Однажды у него начались особенно сильные припадки, несколько человек наваливались на него, укладывали в кровать, отгороженную доской, — и так семь раз, пока он совершенно не обессилел. «Знаешь, из-за чего меня било, — сказал он тихо, подсев на второй день ко мне, — из-за тебя. Меня с утра вызывали к оперу, был еще один из УВД и один в штатском из КГБ». Устинов сказал в палате, что знает меня две недели, но доверился бы мне скорее, чем многим, кого знает годами. А ему доверился КГБ и предложил эпилептику следить за паралитиком: вы-де хоть и просидели четверть века за разные небольшие проступки, человек наш, советский, а этот — опасный идеологический диверсант и несправедливо хочет отделаться тремя годами. Перед этим врач водил меня, еле держащегося на ногах, к лагерному оперу, толстомордому калмыку, чтобы тот прикинул, кого для меня вербовать.
По вечерам происходили дискуссии. Обычно начиналось с того, нужно ли открывать окно, чтобы проветривать палату, — эту точку зрения отстаивал один я, или же свежий воздух губителен для здоровья — эту точку зрения поддерживало большинство. Иногда спор переходил в более теоретические плоскости, например: нужна ли наука? Точка зрения, что наука нужна, — ее придерживался опять же один я, — легко разбивалась доводами остальных, что простому человеку нет от науки никакой пользы, а ученые — ловкие мошенники, околпачивающие народ и живущие припеваючи.
— Но вот же медицина вам помогает, врачи лечат вас.
— Куда там лечат — калечат.
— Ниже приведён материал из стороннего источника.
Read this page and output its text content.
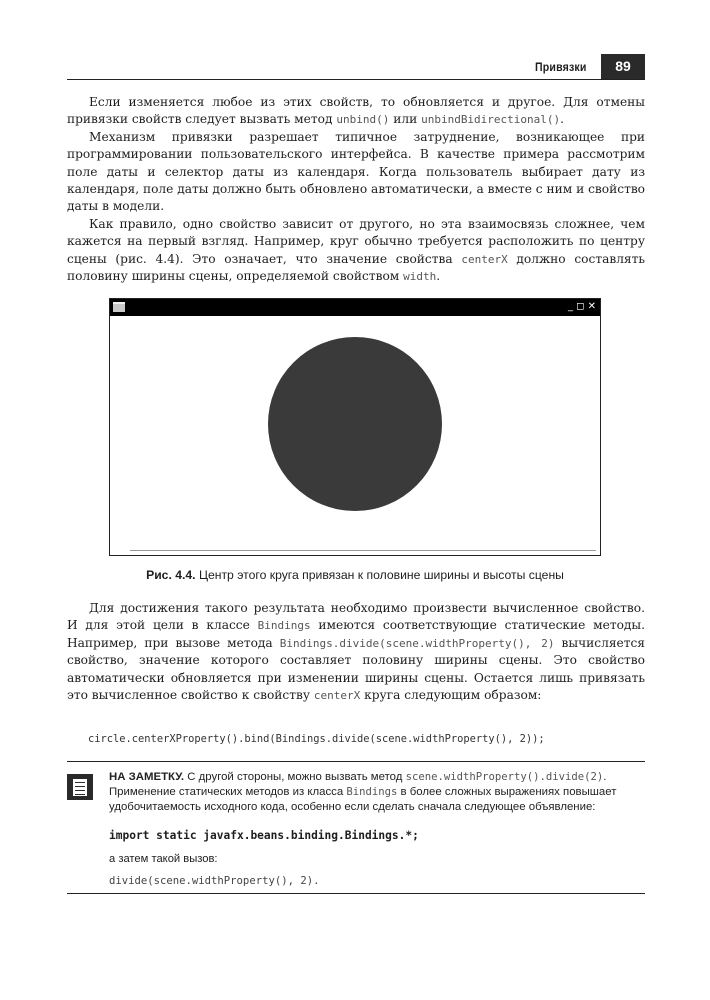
Привязки	89

Если изменяется любое из этих свойств, то обновляется и другое. Для отмены привязки свойств следует вызвать метод unbind() или unbindBidirectional().

Механизм привязки разрешает типичное затруднение, возникающее при программировании пользовательского интерфейса. В качестве примера рассмотрим поле даты и селектор даты из календаря. Когда пользователь выбирает дату из календаря, поле даты должно быть обновлено автоматически, а вместе с ним и свойство даты в модели.

Как правило, одно свойство зависит от другого, но эта взаимосвязь сложнее, чем кажется на первый взгляд. Например, круг обычно требуется расположить по центру сцены (рис. 4.4). Это означает, что значение свойства centerX должно составлять половину ширины сцены, определяемой свойством width.

_ ◻ ✕
Рис. 4.4. Центр этого круга привязан к половине ширины и высоты сцены

Для достижения такого результата необходимо произвести вычисленное свойство. И для этой цели в классе Bindings имеются соответствующие статические методы. Например, при вызове метода Bindings.divide(scene.widthProperty(), 2) вычисляется свойство, значение которого составляет половину ширины сцены. Это свойство автоматически обновляется при изменении ширины сцены. Остается лишь привязать это вычисленное свойство к свойству centerX круга следующим образом:

circle.centerXProperty().bind(Bindings.divide(scene.widthProperty(), 2));
НА ЗАМЕТКУ. С другой стороны, можно вызвать метод scene.widthProperty().divide(2). Применение статических методов из класса Bindings в более сложных выражениях повышает удобочитаемость исходного кода, особенно если сделать сначала следующее объявление:
import static javafx.beans.binding.Bindings.*;
а затем такой вызов:
divide(scene.widthProperty(), 2).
Любая бабка деревенская вылечит лучше профессора, да и денег меньше возьмет, за то этих бабок и поизводили, — отвечал народ.
Помню яростный спор двух бывших пленных, хорошо или плохо обращались с ними, когда они вернулись из немецкого плена. Опыт у них был одинаков, но один доказывал, что все было хорошо, а другой — что все было плохо. Конечно, даже из одного лагеря можно вынести разные впечатления. Есть люди, которые на воле рассказывают, что они в лагере жили, как теперь на воле не живут, а в лагере говорят, что здесь-то их жизнь прижала, а уж на воле они от жизни брали все.
— Что все? Что все? — раздраженно спрашивает какой-нибудь скептик. — Ты что брал от жизни?
— Ну как же, — возражает рассказчик, — возьмем, бывало, с ребятами ящик водки да так нажремся, что хоть ставь нас раком и еби!
От водки, естественно, переходили к бабам. У кого не было жен, коротали больничное безделье за сочинением писем заочницам — с которыми не были знакомы, но достали где-то адреса. Поскольку привлекающая женщин мужская брутальность от письма исходить не могла, а фотографии были запрещены — да они скорее способны были отпугнуть заочниц, то главная ставка делалась на женскую жалость. Наиболее нетерпеливые уже со второго письма намекали, что в лагере жрать особенно нечего.